The Parasitic Leviathan
Early modern political theory attempted to grapple with the way in which authority and legitimacy could be justified in a post-Monarchical age. Once we chop off the divinely appointed King’s head, where can it come from? The answer was found within us, within society. Of course, what constituted ‘us’ changed as capitalist society developed from its early modern form to the high point of the post-war period in which in some parts of the world incorporated the working classes, within very specific limits, into governing. That world has now passed and the political classes in late modern capitalist societies are moving into a different way of legitimating their authority.The policy choices made in response to COVID have been that the British state has used COVID in order to consolidate a new form of governing, a post-demos state. One in which authority and legitimacy are derived not from the citizens but from sources that are framed as external to the body politic, in this case that of scientific authority presented as an irrefutable source.

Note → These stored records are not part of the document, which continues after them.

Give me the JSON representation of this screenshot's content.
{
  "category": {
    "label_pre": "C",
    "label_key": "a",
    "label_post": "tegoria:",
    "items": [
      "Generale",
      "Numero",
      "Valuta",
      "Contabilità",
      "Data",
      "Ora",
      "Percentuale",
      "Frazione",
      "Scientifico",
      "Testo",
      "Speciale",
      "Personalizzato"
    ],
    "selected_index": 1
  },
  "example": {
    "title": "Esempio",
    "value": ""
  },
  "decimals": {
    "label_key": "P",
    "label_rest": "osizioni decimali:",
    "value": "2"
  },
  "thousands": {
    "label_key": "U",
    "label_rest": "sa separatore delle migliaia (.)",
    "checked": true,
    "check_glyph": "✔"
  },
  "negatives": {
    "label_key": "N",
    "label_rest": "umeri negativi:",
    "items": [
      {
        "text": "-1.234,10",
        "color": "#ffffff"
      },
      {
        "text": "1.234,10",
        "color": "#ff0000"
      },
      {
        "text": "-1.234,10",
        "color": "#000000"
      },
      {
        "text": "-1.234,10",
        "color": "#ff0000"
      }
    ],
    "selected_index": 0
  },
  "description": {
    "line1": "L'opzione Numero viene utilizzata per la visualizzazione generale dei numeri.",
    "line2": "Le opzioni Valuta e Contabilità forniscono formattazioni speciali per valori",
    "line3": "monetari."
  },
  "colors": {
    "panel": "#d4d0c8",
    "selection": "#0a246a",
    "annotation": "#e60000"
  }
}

The ways in which the government has chosen to respond to COVID becomes much more understandable when placed in the context of trends in governing. The consolidation of a non-democratic form of governance that relies on external sources of authority should be a matter of concern to all. A state that functions via emergency rule based on authority that does not derive from citizens is a dangerous one. It is a hollow state that can only function with external justifications and is no longer a democratic state.